Making a brief analysis of the graphic, it’s possible to see that the smallest return of the series happened around may. More specifically, in may 18, one day after the news release with recordings of brazilian president Michel Temer. In the audios, he agreed to give payments in exchange of silence from arrested politicians. This fact strongly impacted the stocks market, specially brazilian and public companies, like Petrobras.
Now let’s take a small look at the stock returns in 2017:
pbr_ret17 < subset(pbr_ret, index(pbr_ret) > "20170101")ggplot(pbr_ret17, aes(x = index(pbr_ret17), y = pbr_ret17)) + geom_line(color = "deepskyblue4") + ggtitle("Petrobras returns series in 2017") + xlab("Date") + ylab("Return") + theme(plot.title = element_text(hjust = 0.5)) + scale_x_date(date_labels = "%b %y", date_breaks = "1 months")
summary(pbr_ret17)sd(pbr_ret17)
## Index PBR.Adjusted ## Min. :20170103 Min. :0.185241 ## 1st Qu.:20170208 1st Qu.:0.014350 ## Median :20170317 Median :0.002689 ## Mean :20170317 Mean :0.001707 ## 3rd Qu.:20170424 3rd Qu.: 0.014977 ## Max. :20170531 Max. : 0.068795## [1] 0.03089105
We separated in an object all of the returns from 2017, using the function subset()
. With this, the descriptive statistics still suggest a negative average return. In other hand, the standard deviation is smaller, which indicates smaller risk. Furthermore, this negative return is given by, in majority, by the big fall in the day 18.
Conclusion
That’s all for this tutorial, folks. In future posts I pretend to do deeper analysis and also approach portfolio and risk theory. I hope you’ve liked!
 ← Previous Post
 Next Post →
Search Results for Stock and Investments Analysis in R Programming

"Introduction to Quantitative Trading Strategies in R"  This article provides an overview of quantitative trading strategies and how they can be implemented in R using the quantmod package.

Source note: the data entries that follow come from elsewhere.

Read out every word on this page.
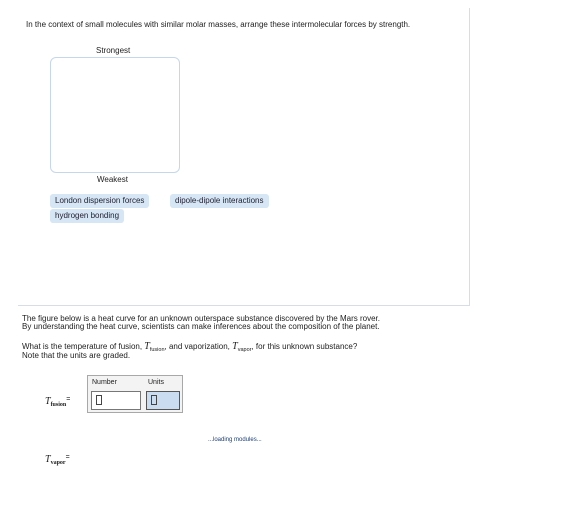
In the context of small molecules with similar molar masses, arrange these intermolecular forces by strength.
Strongest
Weakest
London dispersion forces	dipole-dipole interactions
hydrogen bonding
The figure below is a heat curve for an unknown outerspace substance discovered by the Mars rover.
By understanding the heat curve, scientists can make inferences about the composition of the planet.
What is the temperature of fusion, $T_{fusion}$, and vaporization, $T_{vapor}$, for this unknown substance?
Note that the units are graded.
$T_{fusion}^=$
Number	Units
...loading modules...
$T_{vapor}^=$
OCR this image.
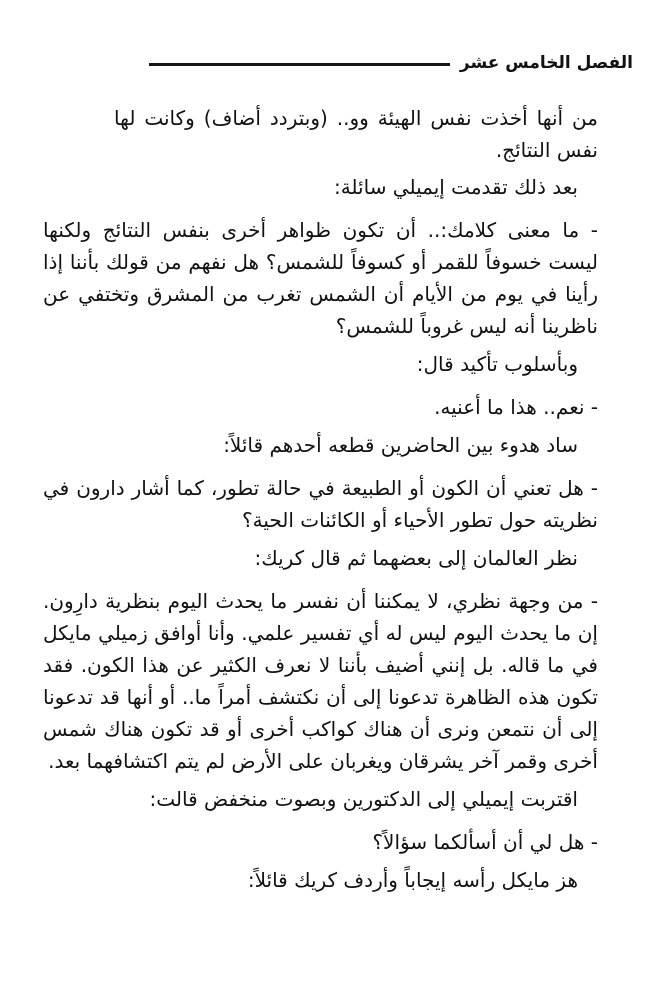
الفصل الخامس عشر

من أنها أخذت نفس الهيئة وو.. (وبتردد أضاف) وكانت لها نفس النتائج.

بعد ذلك تقدمت إيميلي سائلة:

- ما معنى كلامك:.. أن تكون ظواهر أخرى بنفس النتائج ولكنها ليست خسوفاً للقمر أو كسوفاً للشمس؟ هل نفهم من قولك بأننا إذا رأينا في يوم من الأيام أن الشمس تغرب من المشرق وتختفي عن ناظرينا أنه ليس غروباً للشمس؟

وبأسلوب تأكيد قال:

- نعم.. هذا ما أعنيه.

ساد هدوء بين الحاضرين قطعه أحدهم قائلاً:

- هل تعني أن الكون أو الطبيعة في حالة تطور، كما أشار دارون في نظريته حول تطور الأحياء أو الكائنات الحية؟

نظر العالمان إلى بعضهما ثم قال كريك:

- من وجهة نظري، لا يمكننا أن نفسر ما يحدث اليوم بنظرية دارِون. إن ما يحدث اليوم ليس له أي تفسير علمي. وأنا أوافق زميلي مايكل في ما قاله. بل إنني أضيف بأننا لا نعرف الكثير عن هذا الكون. فقد تكون هذه الظاهرة تدعونا إلى أن نكتشف أمراً ما.. أو أنها قد تدعونا إلى أن نتمعن ونرى أن هناك كواكب أخرى أو قد تكون هناك شمس أخرى وقمر آخر يشرقان ويغربان على الأرض لم يتم اكتشافهما بعد.

اقتربت إيميلي إلى الدكتورين وبصوت منخفض قالت:

- هل لي أن أسألكما سؤالاً؟

هز مايكل رأسه إيجاباً وأردف كريك قائلاً:
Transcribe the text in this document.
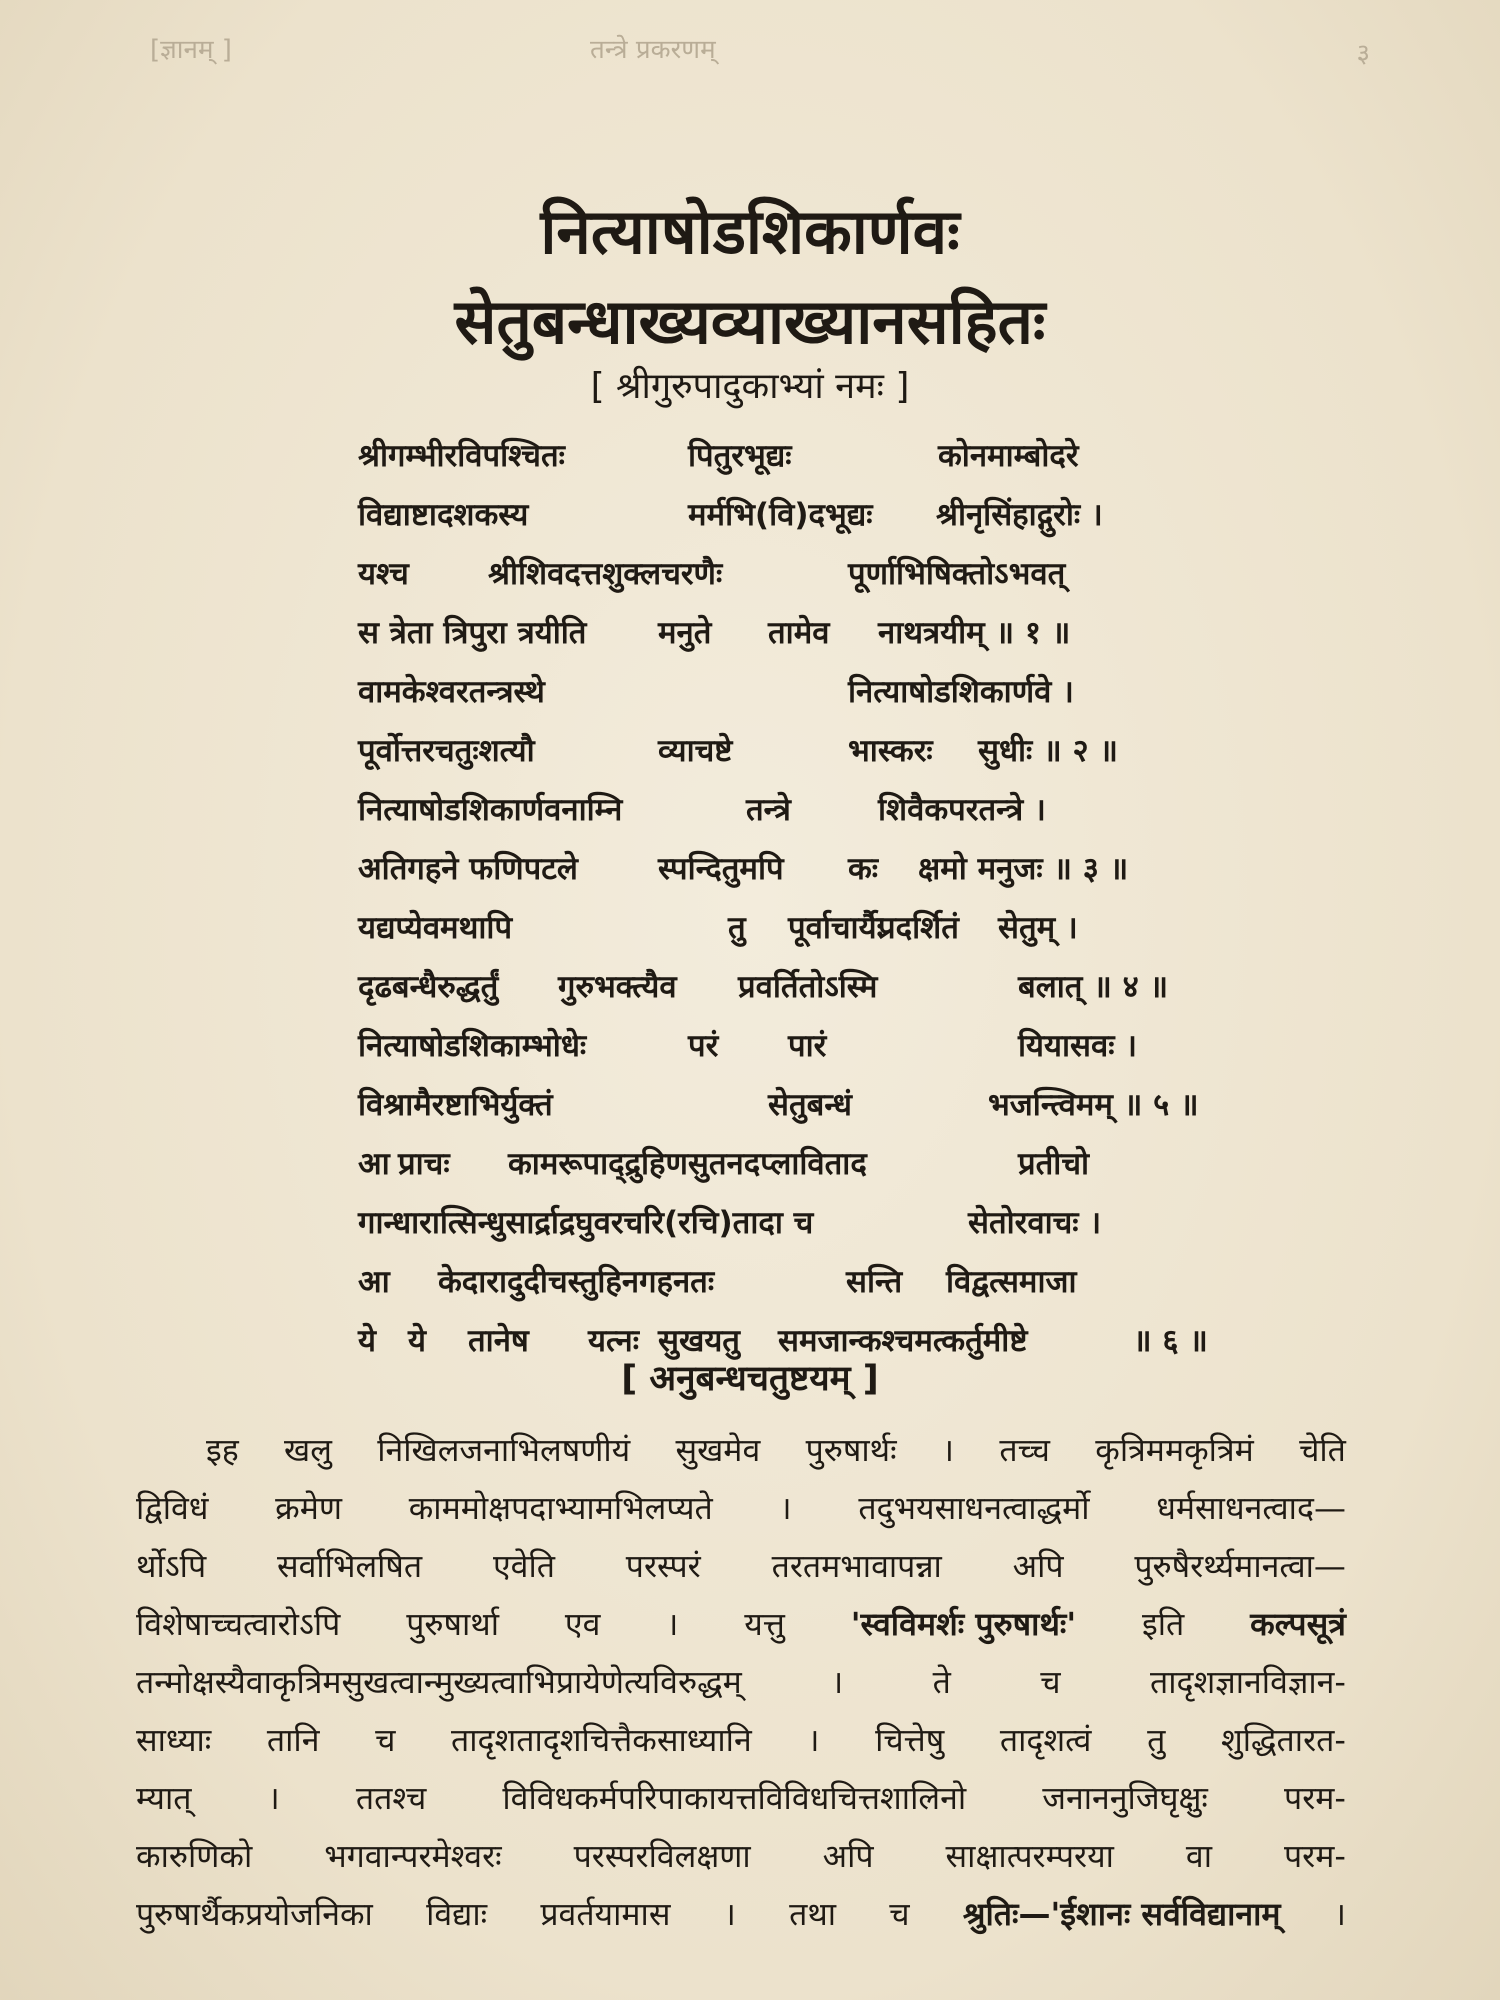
[ज्ञानम् ]	तन्त्रे प्रकरणम्	३
नित्याषोडशिकार्णवः
सेतुबन्धाख्यव्याख्यानसहितः
[ श्रीगुरुपादुकाभ्यां नमः ]
श्रीगम्भीरविपश्चितः	पितुरभूद्यः	कोनमाम्बोदरे
विद्याष्टादशकस्य	मर्मभि(वि)दभूद्यः श्रीनृसिंहाद्गुरोः ।
यश्च	श्रीशिवदत्तशुक्लचरणैः	पूर्णाभिषिक्तोऽभवत्
स त्रेता त्रिपुरा त्रयीति मनुते तामेव नाथत्रयीम् ॥ १ ॥
वामकेश्वरतन्त्रस्थे	नित्याषोडशिकार्णवे ।
पूर्वोत्तरचतुःशत्यौ	व्याचष्टे	भास्करः सुधीः ॥ २ ॥
नित्याषोडशिकार्णवनाम्नि	तन्त्रे	शिवैकपरतन्त्रे ।
अतिगहने फणिपटले	स्पन्दितुमपि कः क्षमो मनुजः ॥ ३ ॥
यद्यप्येवमथापि	तु पूर्वाचार्यैः
प्रदर्शितं सेतुम् ।
दृढबन्धैरुद्धर्तुं गुरुभक्त्यैव प्रवर्तितोऽस्मि	बलात् ॥ ४ ॥
नित्याषोडशिकाम्भोधेः	परं पारं	यियासवः ।
विश्रामैरष्टाभिर्युक्तं	सेतुबन्धं	भजन्त्विमम् ॥ ५ ॥
आ प्राचः कामरूपाद्द्रुहिणसुतनदप्लाविताद	प्रतीचो
गान्धारात्सिन्धुसार्द्राद्रघुवरचरि(रचि)तादा च	सेतोरवाचः ।
आ केदारादुदीचस्तुहिनगहनतः	सन्ति विद्वत्समाजा
ये ये तानेष यत्नः सुखयतु समजान्कश्चमत्कर्तुमीष्टे	॥ ६ ॥
[ अनुबन्धचतुष्टयम् ]
इह खलु निखिलजनाभिलषणीयं सुखमेव पुरुषार्थः । तच्च कृत्रिममकृत्रिमं चेति
द्विविधं क्रमेण काममोक्षपदाभ्यामभिलप्यते । तदुभयसाधनत्वाद्धर्मो धर्मसाधनत्वाद—
र्थोऽपि सर्वाभिलषित एवेति परस्परं तरतमभावापन्ना अपि पुरुषैरर्थ्यमानत्वा—
विशेषाच्चत्वारोऽपि पुरुषार्था एव । यत्तु 'स्वविमर्शः पुरुषार्थः' इति कल्पसूत्रं
तन्मोक्षस्यैवाकृत्रिमसुखत्वान्मुख्यत्वाभिप्रायेणेत्यविरुद्धम्	।	ते	च	तादृशज्ञानविज्ञान-
साध्याः तानि च तादृशतादृशचित्तैकसाध्यानि । चित्तेषु तादृशत्वं तु शुद्धितारत-
म्यात् । ततश्च विविधकर्मपरिपाकायत्तविविधचित्तशालिनो जनाननुजिघृक्षुः परम-
कारुणिको भगवान्परमेश्वरः परस्परविलक्षणा अपि साक्षात्परम्परया वा परम-
पुरुषार्थैकप्रयोजनिका विद्याः प्रवर्तयामास । तथा च श्रुतिः—'ईशानः सर्वविद्यानाम् ।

It covers topics such as data retrieval, data visualization, and the calculation of technical indicators. The article also includes code examples and explanations of the various functions available in the quantmod package.

"Getting Started with Financial Analysis in R"  This tutorial introduces the basics of financial analysis in R, including data retrieval, data manipulation, and data visualization. It covers topics such as calculating returns, moving averages, and volatility. The tutorial includes code examples and explanations of the various functions available in the quantmod package.

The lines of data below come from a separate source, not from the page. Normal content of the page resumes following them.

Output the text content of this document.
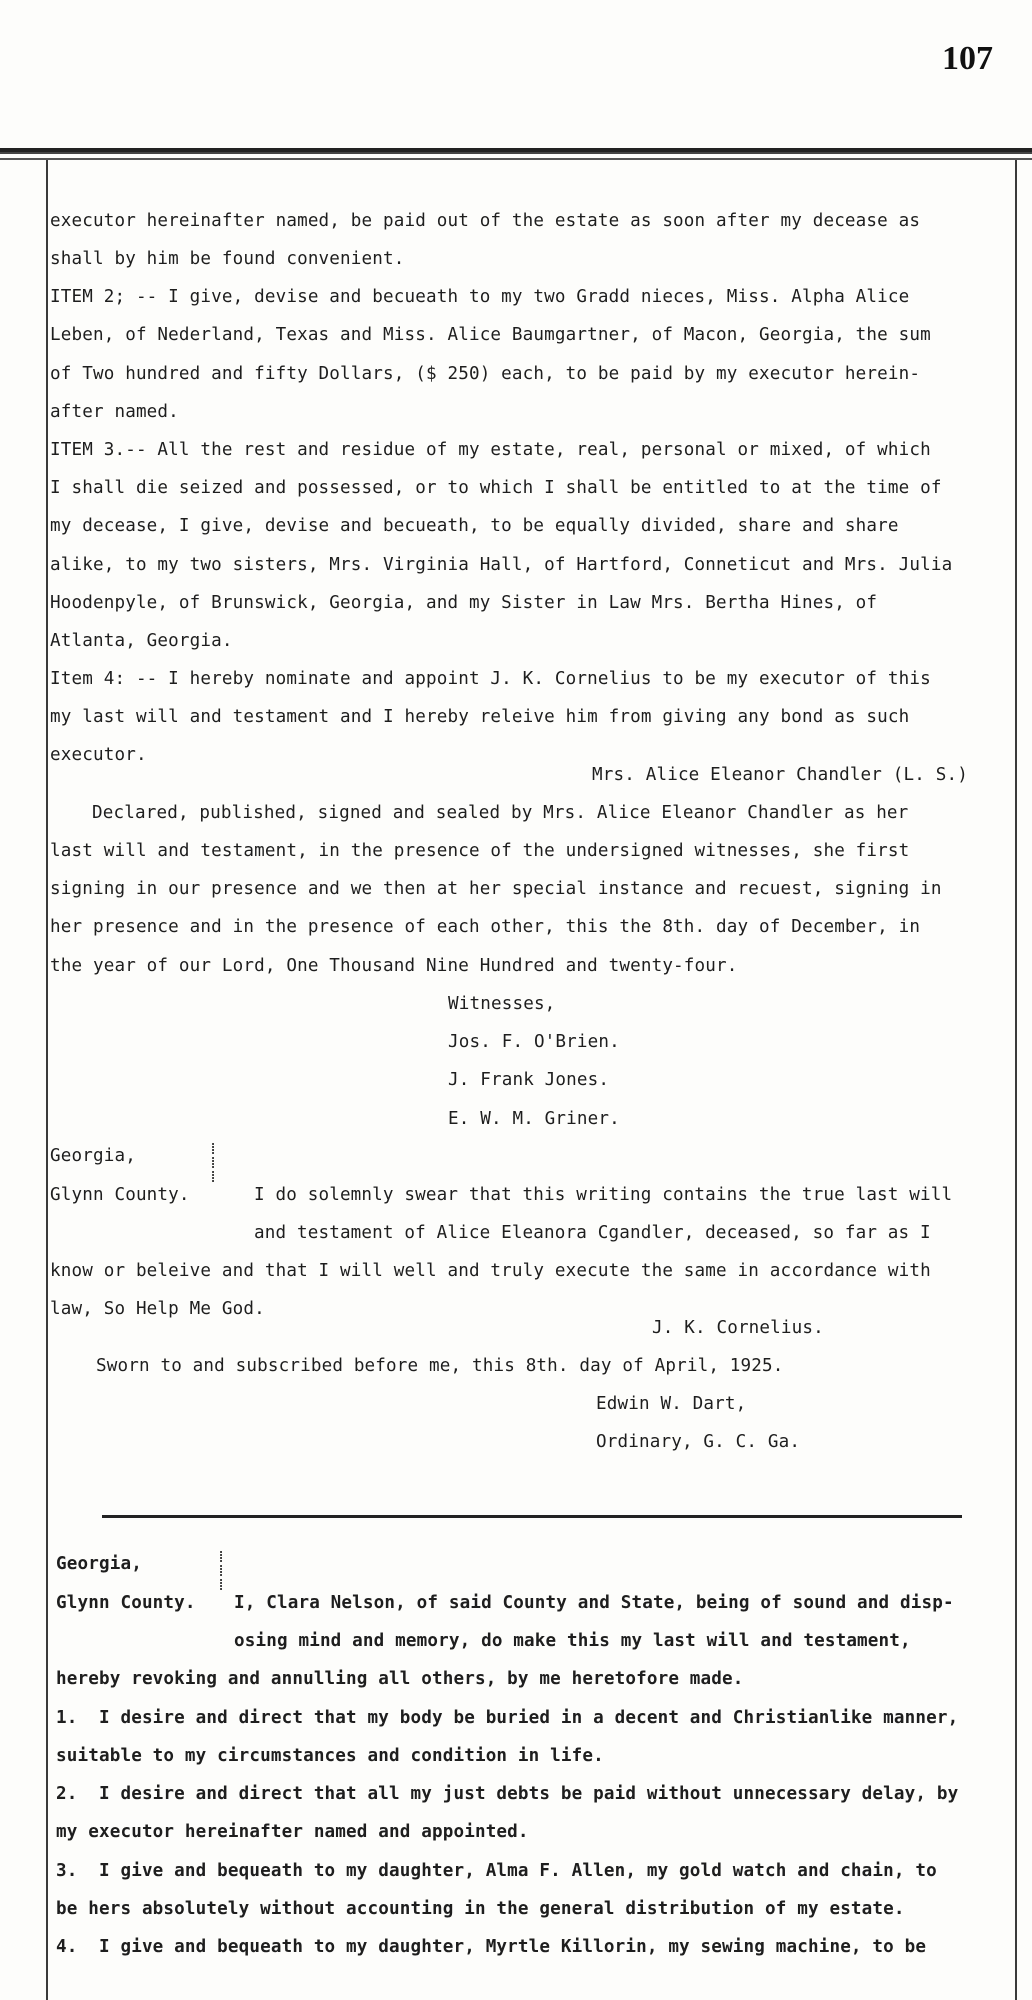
107
executor hereinafter named, be paid out of the estate as soon after my decease as
shall by him be found convenient.
ITEM 2; -- I give, devise and becueath to my two Gradd nieces, Miss. Alpha Alice
Leben, of Nederland, Texas and Miss. Alice Baumgartner, of Macon, Georgia, the sum
of Two hundred and fifty Dollars, ($ 250) each, to be paid by my executor herein-
after named.
ITEM 3.-- All the rest and residue of my estate, real, personal or mixed, of which
I shall die seized and possessed, or to which I shall be entitled to at the time of
my decease, I give, devise and becueath, to be equally divided, share and share
alike, to my two sisters, Mrs. Virginia Hall, of Hartford, Conneticut and Mrs. Julia
Hoodenpyle, of Brunswick, Georgia, and my Sister in Law Mrs. Bertha Hines, of
Atlanta, Georgia.
Item 4: -- I hereby nominate and appoint J. K. Cornelius to be my executor of this
my last will and testament and I hereby releive him from giving any bond as such
executor.
Mrs. Alice Eleanor Chandler (L. S.)
Declared, published, signed and sealed by Mrs. Alice Eleanor Chandler as her
last will and testament, in the presence of the undersigned witnesses, she first
signing in our presence and we then at her special instance and recuest, signing in
her presence and in the presence of each other, this the 8th. day of December, in
the year of our Lord, One Thousand Nine Hundred and twenty-four.
Witnesses,
Jos. F. O'Brien.
J. Frank Jones.
E. W. M. Griner.
Georgia,	⁞
⁞
⁞
Glynn County.	I do solemnly swear that this writing contains the true last will
and testament of Alice Eleanora Cgandler, deceased, so far as I
know or beleive and that I will well and truly execute the same in accordance with
law, So Help Me God.
J. K. Cornelius.
Sworn to and subscribed before me, this 8th. day of April, 1925.
Edwin W. Dart,
Ordinary, G. C. Ga.
Georgia,	⁞
⁞
⁞
Glynn County. I, Clara Nelson, of said County and State, being of sound and disp-
osing mind and memory, do make this my last will and testament,
hereby revoking and annulling all others, by me heretofore made.
1.  I desire and direct that my body be buried in a decent and Christianlike manner,
suitable to my circumstances and condition in life.
2.  I desire and direct that all my just debts be paid without unnecessary delay, by
my executor hereinafter named and appointed.
3.  I give and bequeath to my daughter, Alma F. Allen, my gold watch and chain, to
be hers absolutely without accounting in the general distribution of my estate.
4.  I give and bequeath to my daughter, Myrtle Killorin, my sewing machine, to be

"Introduction to Stock Market Analysis with R"  This tutorial provides an introduction to stock market analysis using R. It covers topics such as data retrieval, data visualization, and the calculation of technical indicators. The tutorial includes code examples and explanations of the various functions available in the quantmod package.

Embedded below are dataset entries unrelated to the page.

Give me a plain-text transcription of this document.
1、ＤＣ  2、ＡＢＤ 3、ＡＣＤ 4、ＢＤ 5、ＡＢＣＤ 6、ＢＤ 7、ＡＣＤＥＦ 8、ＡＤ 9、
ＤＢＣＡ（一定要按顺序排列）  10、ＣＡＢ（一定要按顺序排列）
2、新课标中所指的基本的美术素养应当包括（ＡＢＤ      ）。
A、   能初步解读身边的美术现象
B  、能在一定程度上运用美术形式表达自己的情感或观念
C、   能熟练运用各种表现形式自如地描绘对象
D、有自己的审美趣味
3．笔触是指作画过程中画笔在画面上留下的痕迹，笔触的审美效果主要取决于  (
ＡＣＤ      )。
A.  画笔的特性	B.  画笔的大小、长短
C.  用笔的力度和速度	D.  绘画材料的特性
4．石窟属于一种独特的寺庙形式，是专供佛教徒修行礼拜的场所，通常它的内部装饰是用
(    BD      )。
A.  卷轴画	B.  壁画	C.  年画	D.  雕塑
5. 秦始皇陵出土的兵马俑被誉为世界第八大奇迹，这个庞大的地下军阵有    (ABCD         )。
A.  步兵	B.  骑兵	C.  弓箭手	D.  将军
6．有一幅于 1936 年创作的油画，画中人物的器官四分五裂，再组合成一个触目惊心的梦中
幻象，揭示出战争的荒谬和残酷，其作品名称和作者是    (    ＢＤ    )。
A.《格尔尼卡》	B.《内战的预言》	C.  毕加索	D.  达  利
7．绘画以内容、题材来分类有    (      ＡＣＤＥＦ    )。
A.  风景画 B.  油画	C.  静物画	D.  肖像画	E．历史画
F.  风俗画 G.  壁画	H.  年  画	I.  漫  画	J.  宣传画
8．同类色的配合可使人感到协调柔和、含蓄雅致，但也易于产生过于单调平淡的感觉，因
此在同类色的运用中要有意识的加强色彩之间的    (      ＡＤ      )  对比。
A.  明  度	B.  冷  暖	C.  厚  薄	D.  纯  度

"An Introduction to Financial Analysis in R"  This article provides an introduction to financial analysis in R, including data retrieval, data manipulation, and data visualization. It covers topics such as calculating returns, moving averages, and volatility. The article includes code examples and explanations of the various functions available in the quantmod package.

"Stock Market Analysis with R"  This tutorial provides an overview of stock market analysis using R. It covers topics such as data retrieval, data visualization, and the calculation of technical indicators. The tutorial includes code examples and explanations of the various functions available in the quantmod package.
Based on these search results, it is clear that there are several resources available for learning about stock and investments analysis in R programming. These resources cover topics such as data retrieval, data manipulation, data visualization, and the calculation of technical indicators. The quantmod package is commonly used for these tasks and provides a wide range of functions for financial analysis.